Working through a homework problem from my linear algebra course. We're using the Gareth Williams Linear Algebra with Application - 7th Edition. The question comes from section 5.2: Matrix Representation of Linear Transformations
Consider the linear transformation $T:R^2 \rightarrow R^2$ defined by $T(x, y)=(2x, x+y)$. Find the matrix $T$ with respect to the basis $\{u_1, u_2\}$ of $R^2$ where: $u_1=(1, 2)$ and $u_2=(0, -1)$
Here is my process thus far, I may be over thinking things a bit.
First I evaluate the transformation on the standard basis $\{e_1, e_2\}$. $T(e_1)=(2, 1)$ and $T(e_2)=(0, 1)$
Then: $c_1u_1 + c_2u_2 = (2, 1)$ and $c_1u_1 + c_2u_2 = (0, 1)$
Solving for $c_1$ and $c_2$ I get the coordinate vectors $[T(u_1)]_B = (2, 3)$ and $[T(u_2)]_B = (0, -1)$
I should then get the transition matrix $T=[[T(u_1)]_B, [T(u_2)]_B]$ (I'm not sure how create matrices but it should be the $2 \times 2$ matrix with column vectors $(2,3)$ and $(0, -1)$)

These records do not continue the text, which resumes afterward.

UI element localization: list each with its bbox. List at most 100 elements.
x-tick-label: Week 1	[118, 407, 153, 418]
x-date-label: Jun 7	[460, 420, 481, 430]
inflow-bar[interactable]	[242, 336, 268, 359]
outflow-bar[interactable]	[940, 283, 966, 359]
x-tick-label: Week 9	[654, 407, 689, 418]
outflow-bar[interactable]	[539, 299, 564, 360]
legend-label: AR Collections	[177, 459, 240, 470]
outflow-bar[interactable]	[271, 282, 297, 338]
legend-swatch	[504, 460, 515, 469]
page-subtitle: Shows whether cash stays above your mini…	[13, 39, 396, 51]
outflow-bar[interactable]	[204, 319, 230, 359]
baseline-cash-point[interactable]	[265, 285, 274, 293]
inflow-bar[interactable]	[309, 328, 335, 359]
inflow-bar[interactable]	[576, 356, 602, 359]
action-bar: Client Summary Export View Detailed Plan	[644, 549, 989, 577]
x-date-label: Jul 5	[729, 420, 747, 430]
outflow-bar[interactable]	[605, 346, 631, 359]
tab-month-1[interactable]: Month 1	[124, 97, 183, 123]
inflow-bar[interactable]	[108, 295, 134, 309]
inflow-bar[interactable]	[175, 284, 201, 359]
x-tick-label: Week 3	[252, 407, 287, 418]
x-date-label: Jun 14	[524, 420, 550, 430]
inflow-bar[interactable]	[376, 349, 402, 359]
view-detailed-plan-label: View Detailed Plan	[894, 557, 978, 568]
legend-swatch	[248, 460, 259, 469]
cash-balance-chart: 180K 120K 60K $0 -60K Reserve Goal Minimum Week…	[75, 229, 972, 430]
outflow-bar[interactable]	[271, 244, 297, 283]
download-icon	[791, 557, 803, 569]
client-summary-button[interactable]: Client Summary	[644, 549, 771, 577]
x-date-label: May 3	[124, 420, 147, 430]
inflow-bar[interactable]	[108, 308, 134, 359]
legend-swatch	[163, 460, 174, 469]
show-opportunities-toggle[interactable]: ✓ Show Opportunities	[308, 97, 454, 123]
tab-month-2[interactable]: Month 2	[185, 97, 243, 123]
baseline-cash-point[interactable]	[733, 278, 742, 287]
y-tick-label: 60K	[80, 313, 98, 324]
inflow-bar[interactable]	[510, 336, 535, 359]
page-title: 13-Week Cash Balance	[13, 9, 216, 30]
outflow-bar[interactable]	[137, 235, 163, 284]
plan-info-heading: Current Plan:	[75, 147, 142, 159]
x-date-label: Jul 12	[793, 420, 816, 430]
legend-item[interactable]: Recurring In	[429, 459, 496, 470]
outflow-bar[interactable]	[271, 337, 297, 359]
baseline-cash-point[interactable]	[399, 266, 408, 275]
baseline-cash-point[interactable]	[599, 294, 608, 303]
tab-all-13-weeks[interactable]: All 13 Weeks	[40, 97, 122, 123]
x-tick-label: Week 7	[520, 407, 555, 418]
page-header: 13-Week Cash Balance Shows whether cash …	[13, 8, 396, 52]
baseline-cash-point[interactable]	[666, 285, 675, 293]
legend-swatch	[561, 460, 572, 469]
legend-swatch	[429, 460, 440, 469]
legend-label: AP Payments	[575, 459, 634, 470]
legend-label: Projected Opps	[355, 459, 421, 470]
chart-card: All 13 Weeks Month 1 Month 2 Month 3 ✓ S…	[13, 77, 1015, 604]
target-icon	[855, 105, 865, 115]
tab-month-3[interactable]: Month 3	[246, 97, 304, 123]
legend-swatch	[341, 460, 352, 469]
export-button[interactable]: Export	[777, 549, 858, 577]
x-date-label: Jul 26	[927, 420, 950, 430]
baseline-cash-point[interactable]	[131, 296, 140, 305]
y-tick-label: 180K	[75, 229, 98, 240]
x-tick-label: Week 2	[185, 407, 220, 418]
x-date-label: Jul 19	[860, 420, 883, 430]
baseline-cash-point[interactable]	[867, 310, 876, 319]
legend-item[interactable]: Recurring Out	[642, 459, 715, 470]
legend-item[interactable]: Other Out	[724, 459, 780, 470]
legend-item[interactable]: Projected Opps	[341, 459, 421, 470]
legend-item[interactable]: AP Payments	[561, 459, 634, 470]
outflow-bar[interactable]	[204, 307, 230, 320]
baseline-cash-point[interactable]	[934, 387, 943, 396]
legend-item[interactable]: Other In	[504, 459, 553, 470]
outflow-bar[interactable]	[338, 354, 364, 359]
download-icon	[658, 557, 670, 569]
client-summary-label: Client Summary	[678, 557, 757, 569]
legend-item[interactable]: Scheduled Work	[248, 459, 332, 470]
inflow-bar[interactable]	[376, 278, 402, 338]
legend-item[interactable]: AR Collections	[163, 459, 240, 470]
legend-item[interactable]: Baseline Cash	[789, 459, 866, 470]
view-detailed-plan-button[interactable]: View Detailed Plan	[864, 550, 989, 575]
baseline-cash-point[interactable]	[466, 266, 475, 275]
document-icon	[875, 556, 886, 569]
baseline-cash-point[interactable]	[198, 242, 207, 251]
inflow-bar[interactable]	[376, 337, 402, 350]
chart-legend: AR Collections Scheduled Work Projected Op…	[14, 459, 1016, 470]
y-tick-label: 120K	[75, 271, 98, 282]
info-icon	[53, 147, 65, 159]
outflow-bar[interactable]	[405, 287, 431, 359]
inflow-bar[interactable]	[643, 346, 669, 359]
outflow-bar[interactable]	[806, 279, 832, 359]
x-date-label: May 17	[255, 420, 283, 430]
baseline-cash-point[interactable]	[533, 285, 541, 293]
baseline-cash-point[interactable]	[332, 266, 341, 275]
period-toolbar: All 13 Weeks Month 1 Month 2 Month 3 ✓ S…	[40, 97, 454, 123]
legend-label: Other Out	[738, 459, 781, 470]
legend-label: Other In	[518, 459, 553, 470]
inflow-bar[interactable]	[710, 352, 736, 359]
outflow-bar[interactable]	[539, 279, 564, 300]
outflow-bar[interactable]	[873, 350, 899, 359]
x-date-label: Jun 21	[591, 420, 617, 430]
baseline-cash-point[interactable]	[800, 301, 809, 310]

I'm then to find the image of $(-1, 3)$ which I believe I would just left multiply by $T$. My issue is that both my $T$ and my image are nowhere close to what the solution in the back of the text says they should be. I've led myself astray somewhere here and I'm lost as to where. Any help is appreciated!